The great divide: Worker and employer perspectives on current and future workforce demands
Purpose: Explore similarities and differences in the perceptions of workers
and employers regarding the skills needed in the workforce now and
the skills likely to be in demand in the next 10 years.
Sample: 511 workers, 419 employers
Researchers sent surveys to more than 30,000 employers and workers. To target specific industries and demographic groups, researchers set quotas and included screening questions with each survey. Findings are based on completed surveys from 930 survey respondents who met selection criteria.

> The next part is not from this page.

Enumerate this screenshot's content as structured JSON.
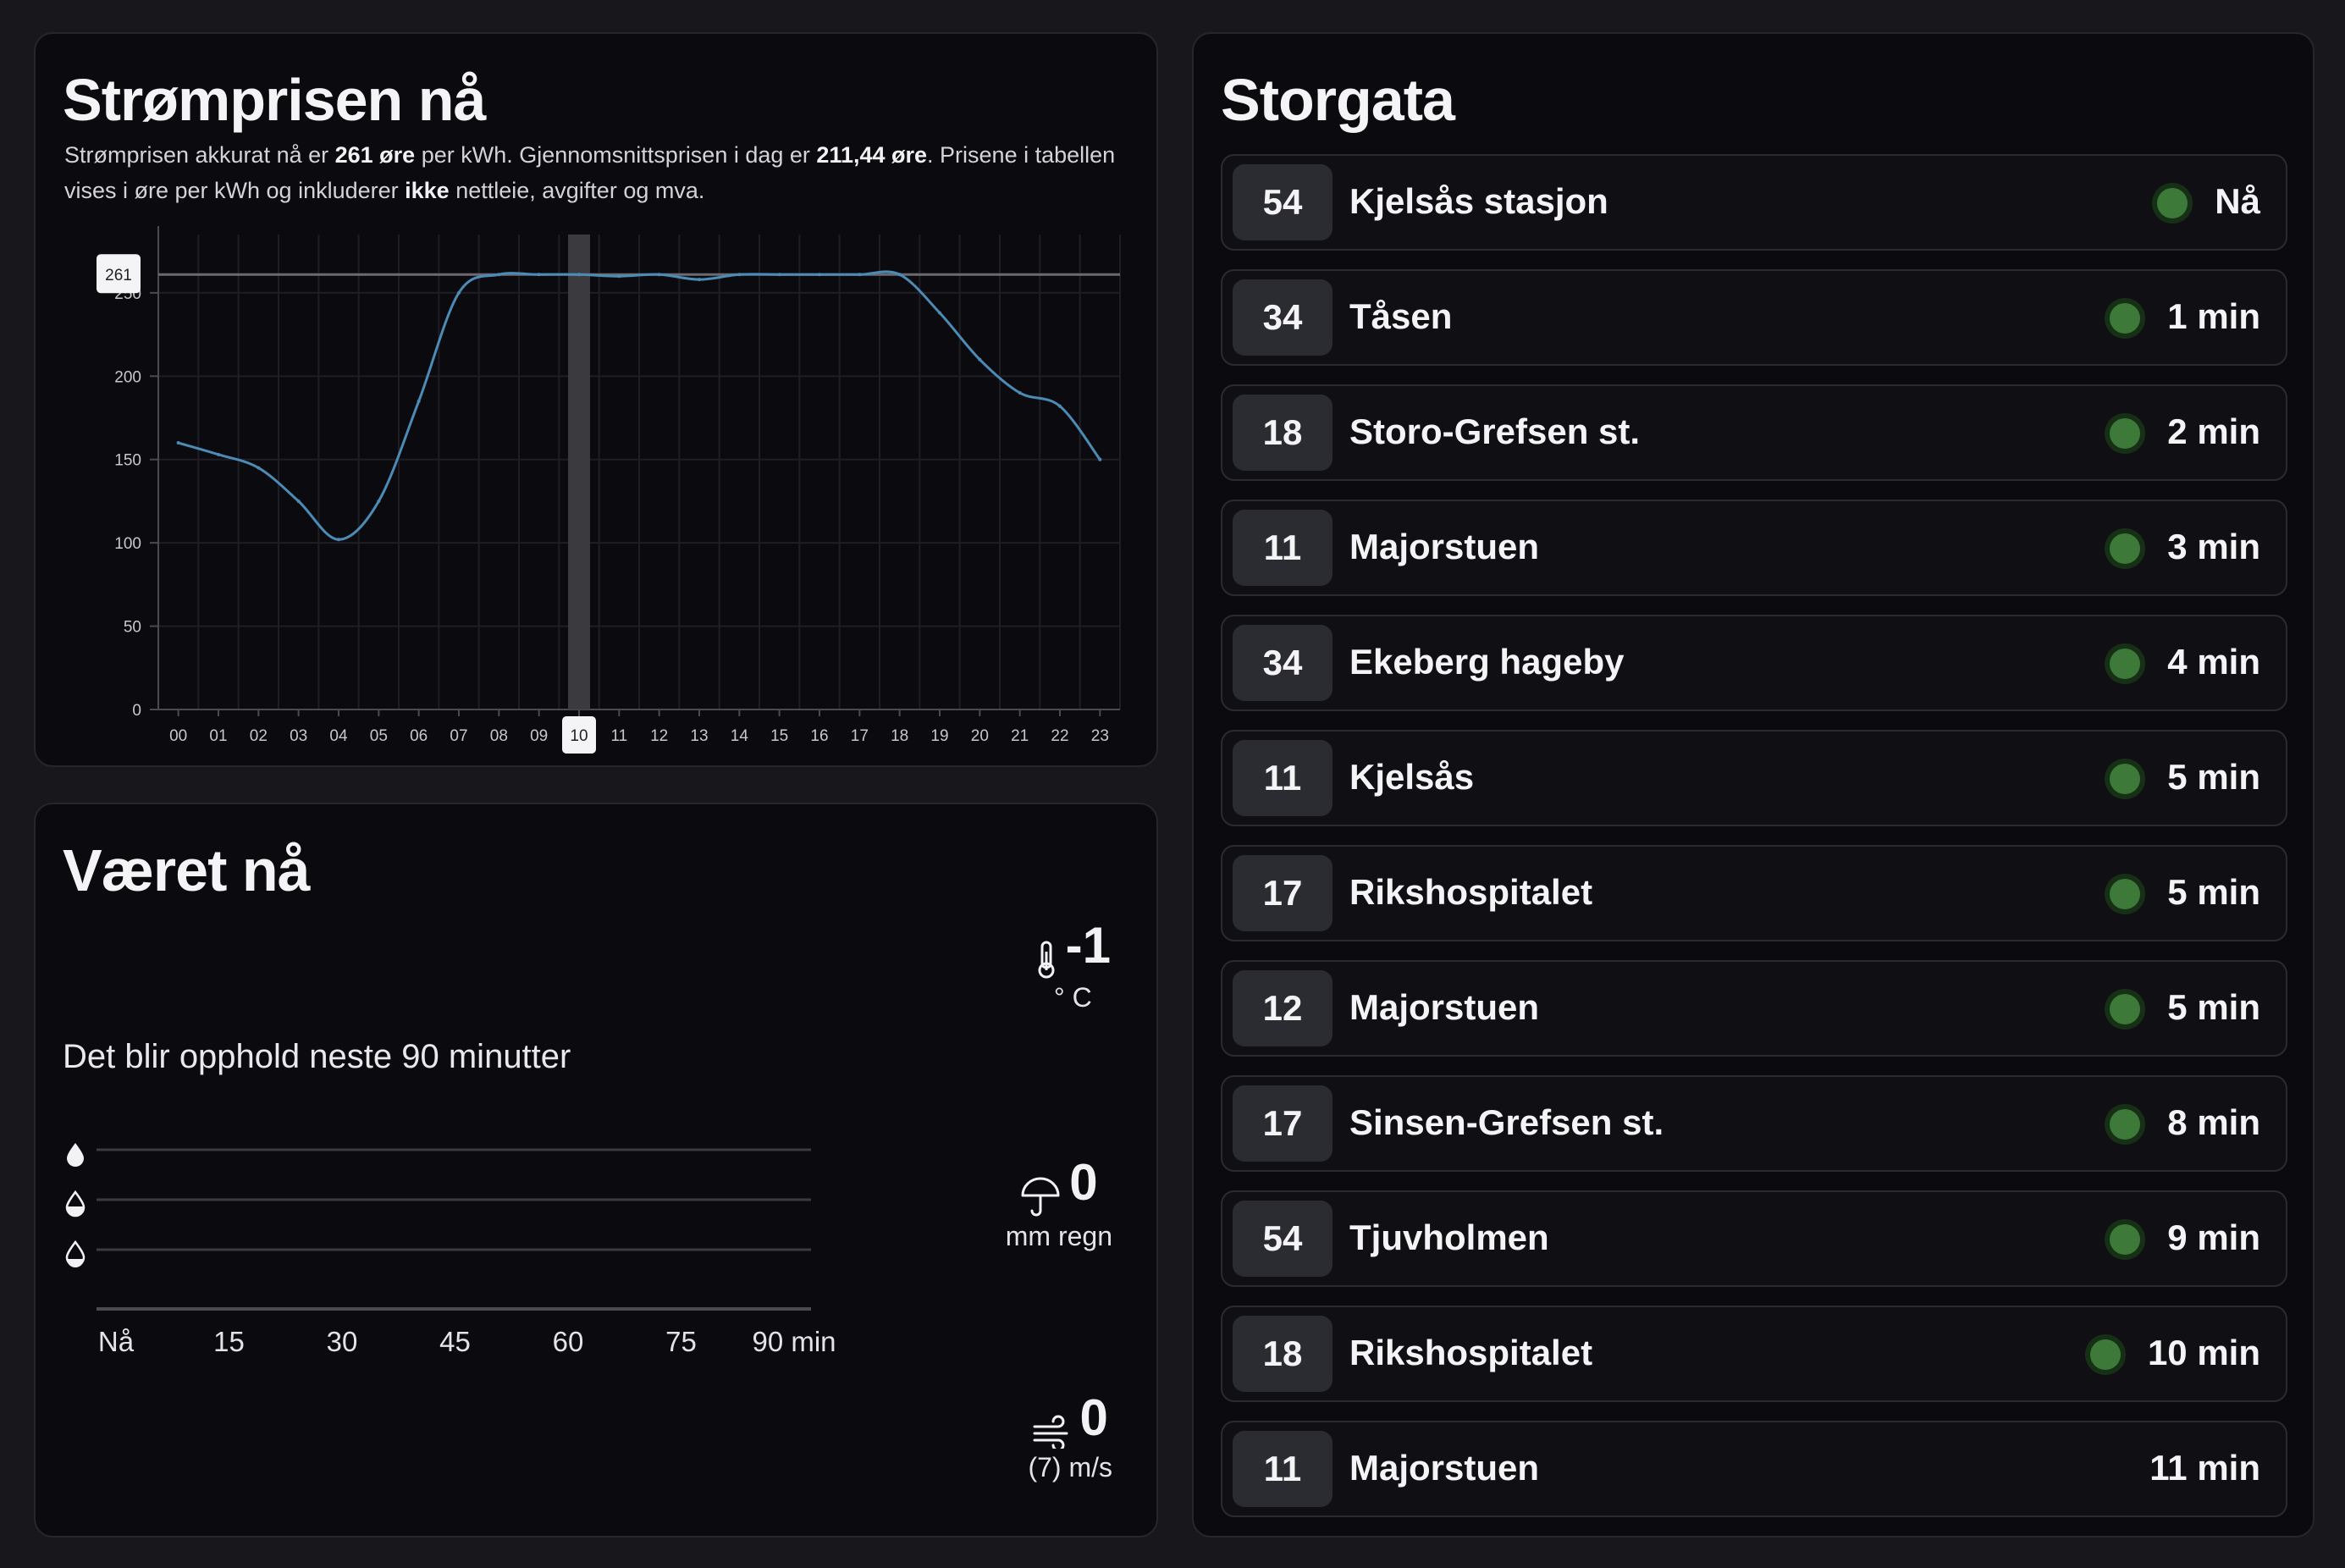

Researchers found disparities in worker and employer perceptions with regard to
education, workplace performance, and the employment marketplace. Significant
disparities were apparent in the following areas:
• Perception of worker skills: Workers usually rated themselves highly in being
able to work independently, in teams, and in a multicultural environment. However,
employers reported that finding workers with these skills is harder than worker self-ratings
• Perceived demand for higher education: Researchers asked employers and workers
to rate the demand for people with bachelor’s and master’s degrees in the next
10 years. Workers rated the demand for both bachelor’s and master’s degrees lower
than employers did. Workers also expressed greater uncertainty regarding the demand for
higher education in the workplace.
• Demand for foreign language proficiency measured against the number of workers
with this skill: The percentage of workers able to conduct business in Spanish, Arabic,
Chinese, or Russian is not enough to meet employers’ current demand. In addition,
the number of workers who intend to learn a foreign language in the next 10 years is
not enough to meet the rising demand that employers anticipate.